Jennifer se esforzó por no sonreír. Las maravillosas «cosas» de James no se ajustaban a las expectativas, de manera que también empezó a dudar sobre otros aspectos de la relación, acerca de los cuales le había hablado Phoebe.

—Esta bandeja —dijo Phoebe— es modernista, ¿no? Y, mira, aquí hay un pájaro de cristal.

Por fin aparecían un par de cosas que no estaban mal. Baratijas italianas para turistas, pensó Jennifer. Algo parecido se había traído ella de sus vacaciones en Venecia.

—Me pregunto dónde estarán sus otras cosas —dijo Phoebe, desenvolviendo tres ceniceros de lo más corriente—. Recuerdo muchísimas cosas que no tienen pinta de estar aquí.

—Quizá se las ha quedado su madre —dijo Jennifer, en tono un poco agrio.

—No, su madre murió. Es huérfano.

—Pobre.

—Tenía verdadera devoción por su madre.

—Me lo figuraba. Quizá algún pariente entonces… Su tío, o alguna de sus amistades.

Se hizo un embarazoso silencio.

—Es poco probable —dijo Phoebe, sin excesiva convicción, porque ¿qué sabía ella?

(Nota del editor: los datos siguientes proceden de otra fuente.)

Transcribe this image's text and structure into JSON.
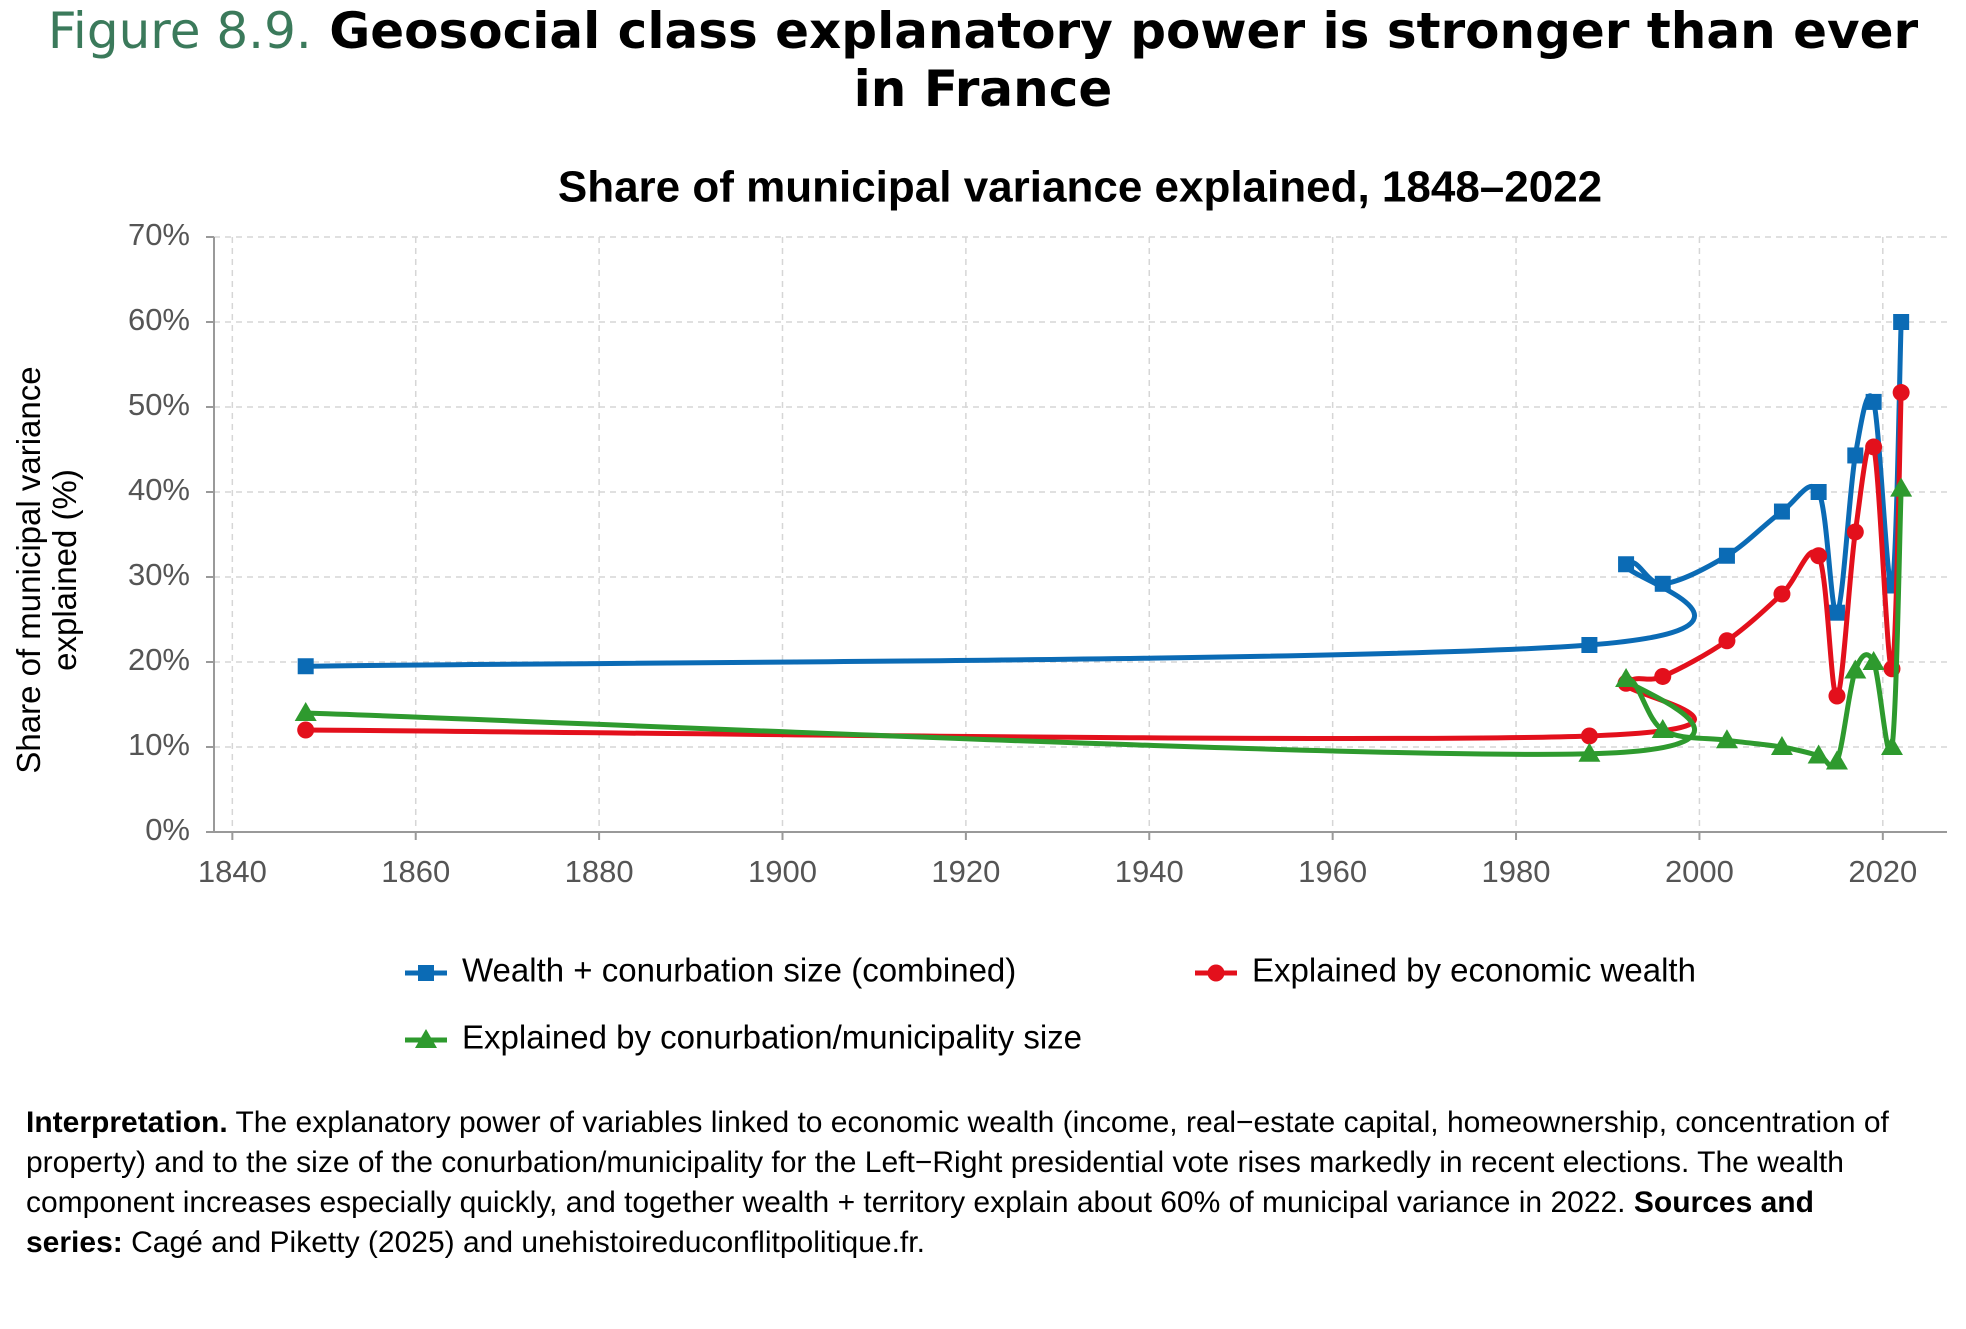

Entonces se les acercó un empleado desde el fondo de la nave, portando pequeños complementos de mobiliario. A Phoebe se le iluminó la cara.

—Oh, mira, aquí están la mesita y la silla de estilo Victoriano, pero, ¿dónde estará la cornucopia con los cupidos? Creí que eso me lo dejaba a mí.

—Creo que se lo llevó Miss Eyre, señorita —dijo el empleado, con expresión inescrutable.

—¿Jane Eyre? —exclamó Jennifer—. Esto me huele mal.

—Miss Leonora Eyre —dijo el empleado—. ¿Un nombre raro no LeahNorah?

—Bah, esas oberturas leonoras —exclamó Jennifer en tono burlón—. Nunca me ha gustado Beethoven. Ese cóctel de Beethoven y Jane Eyre resulta poco tranquilizador, ¿no te parece?

—Qué bobadas dices. Probablemente es su vecina de abajo, una mujer que ronda los sesenta. Me la presentó un día en la escalera. Siempre estaba pendiente de él y supongo que habrá querido dejarle algo. Pero, con todo, no creo que la cornucopia vaya con ella. No puedo recordar cómo me dijo que se llamaba —añadió un tanto embarazada—. Seguramente es que no me lo dijo.

—Bueno, ya no puedes hacer nada —dijo Jennifer, un poco harta—. Ya lo aclararás después.

Phoebe le dio las señas al empleado para que le enviasen los muebles a su cottage y, luego, fue con Jennifer y con la madre de ésta a tomar el té a una cafetería de Wigmore Street. Jennifer iba dándole vueltas a la idea de una Jane Eyre supervisando mientras embalaban los muebles de un Mr Rochester y al hilo de ello siguió imaginando a otras heroínas en circunstancias similares. Phoebe la escuchaba sin demasiada atención, porque se había quedado preocupada pensando en la tal Leonora Eyre, preguntándose cómo podría averiguar quién era en realidad.